Here’s how you can do this in Python:

import sympy as sp

x = sp.symbols('x')
f = (1/3)*x**3 - x**2 - 3*x + 10

# Find the derivative
f_prime = sp.diff(f, x)

# Solve for critical points
critical_points = sp.solve(f_prime, x)

# Find the second derivative
f_double_prime = sp.diff(f_prime, x)

# Determine maxima, minima, or neither
for point in critical_points:
    if f_double_prime.evalf(subs={x: point}) < 0:
        print(f"Local maximum at x = {point}, f(x) = {f.evalf(subs={x: point})}")
    elif f_double_prime.evalf(subs={x: point}) > 0:
        print(f"Local minimum at x = {point}, f(x) = {f.evalf(subs={x: point})}")
    else:
        print(f"x = {point} is neither a maximum nor a minimum.")
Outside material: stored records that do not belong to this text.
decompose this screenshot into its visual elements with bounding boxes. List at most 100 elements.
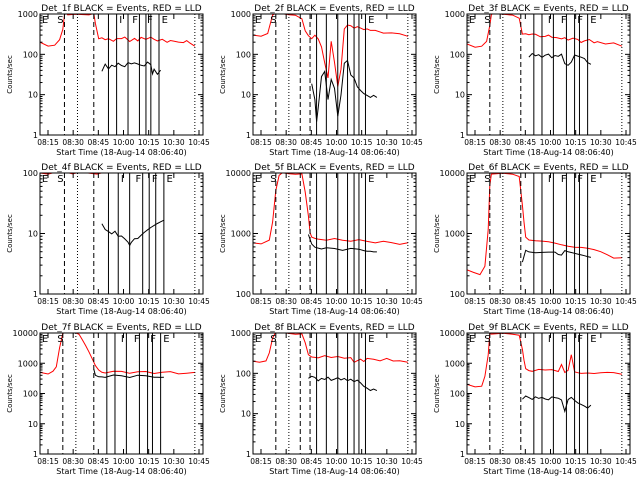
interval-label: E bbox=[590, 334, 596, 345]
x-tick-label: 10:15 bbox=[351, 457, 373, 466]
y-tick-label: 10 bbox=[28, 91, 38, 100]
interval-label: F bbox=[132, 15, 138, 26]
x-tick-label: 10:15 bbox=[138, 138, 160, 147]
y-tick-label: 10 bbox=[28, 420, 38, 429]
interval-label: I bbox=[548, 174, 551, 185]
lld-series-line bbox=[253, 333, 408, 363]
y-tick-label: 10 bbox=[241, 91, 251, 100]
y-axis-label: Counts/sec bbox=[6, 214, 14, 253]
y-tick-label: 100 bbox=[450, 390, 465, 399]
y-tick-label: 100 bbox=[236, 369, 251, 378]
y-tick-label: 1 bbox=[33, 450, 38, 459]
y-tick-label: 100 bbox=[23, 169, 38, 178]
x-axis-label: Start Time (18-Aug-14 08:06:40) bbox=[483, 148, 614, 157]
x-tick-label: 10:30 bbox=[163, 297, 185, 306]
events-series-line bbox=[308, 375, 378, 392]
y-tick-label: 1 bbox=[246, 131, 251, 140]
y-tick-label: 100 bbox=[23, 50, 38, 59]
y-tick-label: 100 bbox=[450, 50, 465, 59]
panel-title: Det_4f BLACK = Events, RED = LLD bbox=[41, 163, 201, 173]
interval-label: E bbox=[255, 174, 261, 185]
y-tick-label: 1 bbox=[246, 450, 251, 459]
panel-title: Det_3f BLACK = Events, RED = LLD bbox=[468, 4, 628, 14]
x-tick-label: 10:30 bbox=[163, 457, 185, 466]
x-tick-label: 10:45 bbox=[401, 457, 423, 466]
panel-title: Det_7f BLACK = Events, RED = LLD bbox=[41, 323, 201, 333]
y-tick-label: 100 bbox=[236, 290, 251, 299]
panel-title: Det_8f BLACK = Events, RED = LLD bbox=[254, 323, 414, 333]
x-tick-label: 10:00 bbox=[113, 297, 135, 306]
x-tick-label: 08:45 bbox=[301, 138, 323, 147]
x-tick-label: 08:15 bbox=[37, 297, 59, 306]
x-tick-label: 10:45 bbox=[188, 457, 210, 466]
interval-label: F bbox=[561, 334, 567, 345]
x-tick-label: 08:45 bbox=[88, 457, 110, 466]
y-tick-label: 10 bbox=[241, 410, 251, 419]
interval-label: S bbox=[270, 334, 276, 345]
x-axis-label: Start Time (18-Aug-14 08:06:40) bbox=[483, 467, 614, 476]
interval-label: F bbox=[152, 174, 158, 185]
y-axis-label: Counts/sec bbox=[433, 55, 441, 94]
lld-series-line bbox=[467, 333, 622, 388]
x-tick-label: 10:00 bbox=[540, 457, 562, 466]
x-tick-label: 08:45 bbox=[515, 297, 537, 306]
panel-title: Det_1f BLACK = Events, RED = LLD bbox=[41, 4, 201, 14]
interval-label: S bbox=[484, 15, 490, 26]
y-tick-label: 1 bbox=[460, 450, 465, 459]
x-tick-label: 10:30 bbox=[590, 457, 612, 466]
y-tick-label: 1 bbox=[33, 131, 38, 140]
x-tick-label: 10:15 bbox=[138, 297, 160, 306]
lld-series-line bbox=[40, 14, 196, 47]
x-tick-label: 10:45 bbox=[401, 297, 423, 306]
x-tick-label: 08:45 bbox=[515, 457, 537, 466]
interval-label: F bbox=[134, 334, 140, 345]
x-tick-label: 10:00 bbox=[326, 297, 348, 306]
interval-label: E bbox=[42, 334, 48, 345]
x-axis-label: Start Time (18-Aug-14 08:06:40) bbox=[269, 148, 400, 157]
x-tick-label: 10:45 bbox=[615, 297, 637, 306]
plot-frame bbox=[252, 332, 417, 455]
x-tick-label: 08:30 bbox=[275, 297, 297, 306]
y-tick-label: 1 bbox=[33, 290, 38, 299]
y-tick-label: 10 bbox=[455, 420, 465, 429]
events-series-line bbox=[101, 61, 161, 76]
x-tick-label: 10:30 bbox=[376, 457, 398, 466]
x-tick-label: 10:15 bbox=[138, 457, 160, 466]
panel-title: Det_6f BLACK = Events, RED = LLD bbox=[468, 163, 628, 173]
interval-label: F bbox=[150, 334, 156, 345]
x-tick-label: 10:00 bbox=[113, 138, 135, 147]
interval-label: F bbox=[136, 174, 142, 185]
x-tick-label: 08:30 bbox=[489, 457, 511, 466]
x-tick-label: 10:00 bbox=[326, 138, 348, 147]
y-axis-label: Counts/sec bbox=[433, 374, 441, 413]
x-tick-label: 08:15 bbox=[464, 297, 486, 306]
y-tick-label: 1000 bbox=[231, 329, 251, 338]
interval-label: I bbox=[119, 15, 122, 26]
x-tick-label: 10:00 bbox=[540, 138, 562, 147]
series-group bbox=[40, 14, 196, 76]
x-tick-label: 08:30 bbox=[62, 297, 84, 306]
plot-frame bbox=[252, 172, 417, 295]
plot-frame bbox=[466, 332, 631, 455]
y-tick-label: 100 bbox=[236, 50, 251, 59]
x-tick-label: 10:30 bbox=[376, 297, 398, 306]
x-tick-label: 10:15 bbox=[565, 297, 587, 306]
interval-label: E bbox=[368, 174, 374, 185]
events-series-line bbox=[522, 395, 592, 414]
x-axis-label: Start Time (18-Aug-14 08:06:40) bbox=[56, 307, 187, 316]
interval-label: S bbox=[484, 334, 490, 345]
y-axis-label: Counts/sec bbox=[6, 55, 14, 94]
interval-label: S bbox=[57, 334, 63, 345]
x-axis-label: Start Time (18-Aug-14 08:06:40) bbox=[56, 467, 187, 476]
x-tick-label: 10:30 bbox=[590, 297, 612, 306]
x-tick-label: 08:15 bbox=[37, 138, 59, 147]
x-tick-label: 08:30 bbox=[275, 138, 297, 147]
series-group bbox=[40, 333, 195, 379]
panel-title: Det_5f BLACK = Events, RED = LLD bbox=[254, 163, 414, 173]
panel-title: Det_2f BLACK = Events, RED = LLD bbox=[254, 4, 414, 14]
series-group bbox=[467, 173, 622, 276]
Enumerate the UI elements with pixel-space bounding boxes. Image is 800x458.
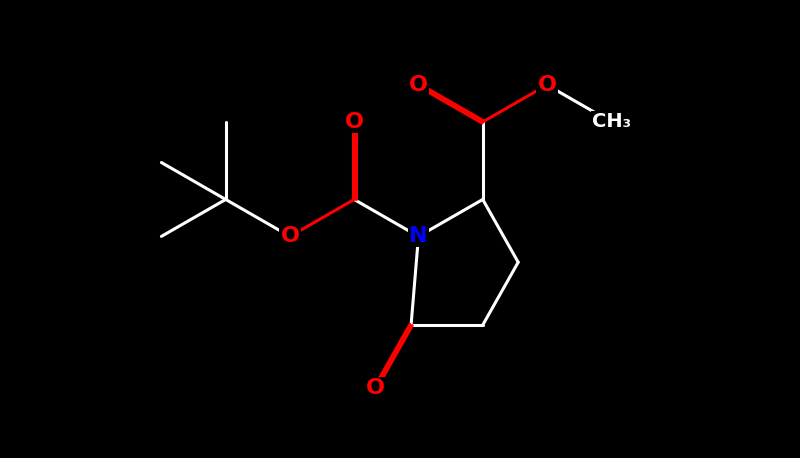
- Text: O: O: [366, 378, 385, 398]
- Text: CH₃: CH₃: [592, 112, 630, 131]
- Text: O: O: [345, 112, 364, 132]
- Text: O: O: [409, 75, 428, 95]
- Text: O: O: [538, 75, 557, 95]
- Text: O: O: [281, 226, 299, 246]
- Text: N: N: [410, 226, 428, 246]
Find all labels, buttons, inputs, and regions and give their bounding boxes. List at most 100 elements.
Local maximum at x = -1.00000000000000, f(x) = 11.6666666666667
Local minimum at x = 3.00000000000000, f(x) = 1.00000000000000

Global maxima and minima#

In calculus, global (or absolute) maxima and minima are the highest and lowest values that a function achieves on its entire domain, respectively.

A global maximum is a point where the function’s value is greater than or equal to the values of all other points in the entire domain of the function. It’s the highest peak of the function.
A global minimum is a point where the function’s value is less than or equal to the values of all other points in the entire domain of the function. It’s the lowest valley of the function.